Karl Nieuwoudt

Personal information
- Full name: Gerrit Karl Nieuwoudt
- Born: 8 March 1988 (age 38) Cape Town, South Africa
- Batting: Right-handed
- Bowling: Right-arm fast-medium

Domestic team information
- 2008–2011: Boland
- First-class debut: 16 October 2008 Boland v Griqualand West
- List A debut: 3 October 2010 Boland v Eastern Province

Career statistics
| Competition | First-class | List A |
| Matches | 6 | 6 |
| Runs scored | 165 | 18 |
| Batting average | 23.57 | 9.00 |
| 100s/50s | 0/1 | 0/0 |
| Top score | 50 | 16 |
| Balls bowled | 776 | 108 |
| Wickets | 16 | 2 |
| Bowling average | 24.93 | 52.00 |
| 5 wickets in innings | 0 | 0 |
| 10 wickets in match | 0 | 0 |
| Best bowling | 4–36 | 1–17 |
| Catches/stumpings | 6/– | 1/– |
- Source: CricketArchive, 3 April 2012

= Karl Nieuwoudt =

South African cricketer (born 1988)

Gerrit Karl Nieuwoudt (born 8 March 1988) is a South African cricketer who played for Boland. He is a right-handed batsman and right-arm fast-medium bowler.
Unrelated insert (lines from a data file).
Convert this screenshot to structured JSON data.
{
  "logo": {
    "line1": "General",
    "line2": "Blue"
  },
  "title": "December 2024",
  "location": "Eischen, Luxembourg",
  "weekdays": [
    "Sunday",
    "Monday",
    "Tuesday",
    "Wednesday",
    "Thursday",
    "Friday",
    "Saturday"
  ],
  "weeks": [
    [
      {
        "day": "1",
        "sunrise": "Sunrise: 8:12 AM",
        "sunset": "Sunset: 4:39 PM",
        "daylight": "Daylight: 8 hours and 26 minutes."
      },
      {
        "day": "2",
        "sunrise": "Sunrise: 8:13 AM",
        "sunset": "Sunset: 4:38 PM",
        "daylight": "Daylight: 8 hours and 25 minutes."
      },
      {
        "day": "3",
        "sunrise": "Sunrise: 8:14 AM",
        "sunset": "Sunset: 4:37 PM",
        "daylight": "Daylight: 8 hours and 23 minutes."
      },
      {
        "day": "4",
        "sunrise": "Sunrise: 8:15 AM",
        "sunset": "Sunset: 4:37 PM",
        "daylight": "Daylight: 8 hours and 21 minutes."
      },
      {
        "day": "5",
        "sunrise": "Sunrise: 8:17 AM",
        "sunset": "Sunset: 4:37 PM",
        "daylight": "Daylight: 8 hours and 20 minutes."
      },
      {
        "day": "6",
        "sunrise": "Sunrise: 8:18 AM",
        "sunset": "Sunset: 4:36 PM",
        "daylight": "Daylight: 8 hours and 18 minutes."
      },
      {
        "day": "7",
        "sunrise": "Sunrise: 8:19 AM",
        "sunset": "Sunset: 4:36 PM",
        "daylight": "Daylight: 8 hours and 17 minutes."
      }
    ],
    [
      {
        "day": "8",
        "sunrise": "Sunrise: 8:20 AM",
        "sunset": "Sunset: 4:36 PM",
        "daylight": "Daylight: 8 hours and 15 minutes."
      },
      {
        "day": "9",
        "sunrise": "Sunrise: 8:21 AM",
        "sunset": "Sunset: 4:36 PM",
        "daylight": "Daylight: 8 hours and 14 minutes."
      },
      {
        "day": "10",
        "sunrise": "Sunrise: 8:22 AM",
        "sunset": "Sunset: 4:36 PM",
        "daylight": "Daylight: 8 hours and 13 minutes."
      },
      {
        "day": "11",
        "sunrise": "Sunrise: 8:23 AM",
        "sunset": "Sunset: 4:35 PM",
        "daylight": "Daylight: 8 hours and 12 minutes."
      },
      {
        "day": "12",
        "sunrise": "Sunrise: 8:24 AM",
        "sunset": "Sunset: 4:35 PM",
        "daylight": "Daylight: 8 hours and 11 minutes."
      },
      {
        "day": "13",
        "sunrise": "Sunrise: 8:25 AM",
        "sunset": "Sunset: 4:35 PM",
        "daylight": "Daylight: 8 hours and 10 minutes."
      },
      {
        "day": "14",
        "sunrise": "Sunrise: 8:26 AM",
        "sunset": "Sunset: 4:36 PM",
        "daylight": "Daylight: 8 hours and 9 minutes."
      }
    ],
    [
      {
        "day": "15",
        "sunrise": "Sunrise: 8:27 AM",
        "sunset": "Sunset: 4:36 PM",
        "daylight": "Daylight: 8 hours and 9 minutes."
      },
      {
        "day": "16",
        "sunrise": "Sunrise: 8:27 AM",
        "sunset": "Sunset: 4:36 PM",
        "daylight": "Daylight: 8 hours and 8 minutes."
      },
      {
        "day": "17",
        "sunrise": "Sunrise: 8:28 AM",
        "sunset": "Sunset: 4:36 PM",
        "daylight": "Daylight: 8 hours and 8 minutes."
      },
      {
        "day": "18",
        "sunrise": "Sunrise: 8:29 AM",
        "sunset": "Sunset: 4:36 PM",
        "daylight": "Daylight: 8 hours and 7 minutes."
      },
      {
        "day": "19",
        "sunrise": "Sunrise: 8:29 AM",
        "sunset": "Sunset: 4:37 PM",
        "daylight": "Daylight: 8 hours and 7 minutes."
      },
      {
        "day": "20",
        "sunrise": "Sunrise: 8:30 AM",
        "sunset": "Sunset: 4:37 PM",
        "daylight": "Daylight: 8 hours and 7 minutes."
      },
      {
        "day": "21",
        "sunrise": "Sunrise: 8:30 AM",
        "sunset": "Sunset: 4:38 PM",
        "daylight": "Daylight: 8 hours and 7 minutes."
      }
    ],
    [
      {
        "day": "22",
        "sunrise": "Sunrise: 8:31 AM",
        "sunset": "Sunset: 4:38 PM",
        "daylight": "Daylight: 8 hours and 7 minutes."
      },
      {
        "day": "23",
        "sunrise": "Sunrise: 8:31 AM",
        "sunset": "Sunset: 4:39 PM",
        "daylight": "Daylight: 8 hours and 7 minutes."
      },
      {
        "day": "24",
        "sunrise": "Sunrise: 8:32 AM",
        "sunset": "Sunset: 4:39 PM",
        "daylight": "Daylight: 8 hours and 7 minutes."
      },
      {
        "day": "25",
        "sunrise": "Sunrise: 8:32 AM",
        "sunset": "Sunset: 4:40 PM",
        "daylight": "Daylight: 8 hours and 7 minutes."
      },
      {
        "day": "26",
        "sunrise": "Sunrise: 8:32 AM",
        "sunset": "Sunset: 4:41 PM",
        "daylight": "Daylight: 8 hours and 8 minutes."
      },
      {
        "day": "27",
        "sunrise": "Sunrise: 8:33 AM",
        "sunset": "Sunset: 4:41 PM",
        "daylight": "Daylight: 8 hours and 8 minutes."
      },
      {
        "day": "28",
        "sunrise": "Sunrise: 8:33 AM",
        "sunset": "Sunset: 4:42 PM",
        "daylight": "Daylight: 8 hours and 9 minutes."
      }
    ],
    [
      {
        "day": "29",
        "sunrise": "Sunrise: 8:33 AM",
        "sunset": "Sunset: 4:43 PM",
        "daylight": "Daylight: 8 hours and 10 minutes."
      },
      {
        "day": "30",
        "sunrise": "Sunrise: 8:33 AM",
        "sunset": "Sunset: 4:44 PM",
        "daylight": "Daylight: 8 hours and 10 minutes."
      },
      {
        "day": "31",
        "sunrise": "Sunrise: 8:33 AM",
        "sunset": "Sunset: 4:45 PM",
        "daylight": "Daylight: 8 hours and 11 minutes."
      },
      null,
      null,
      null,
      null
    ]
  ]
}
Nieuwoudt made his first-class debut for Boland on 16 October 2008 against Griqualand West and went on to play 6 first-class matches for the province. Rated by his friends as being talented enough to play for the Proteas, Karl decided to pursue a professional career as Chartered Accountant. He currently resides in Amsterdam, the Netherlands. He enjoys playing cricket for a club in Voorburg.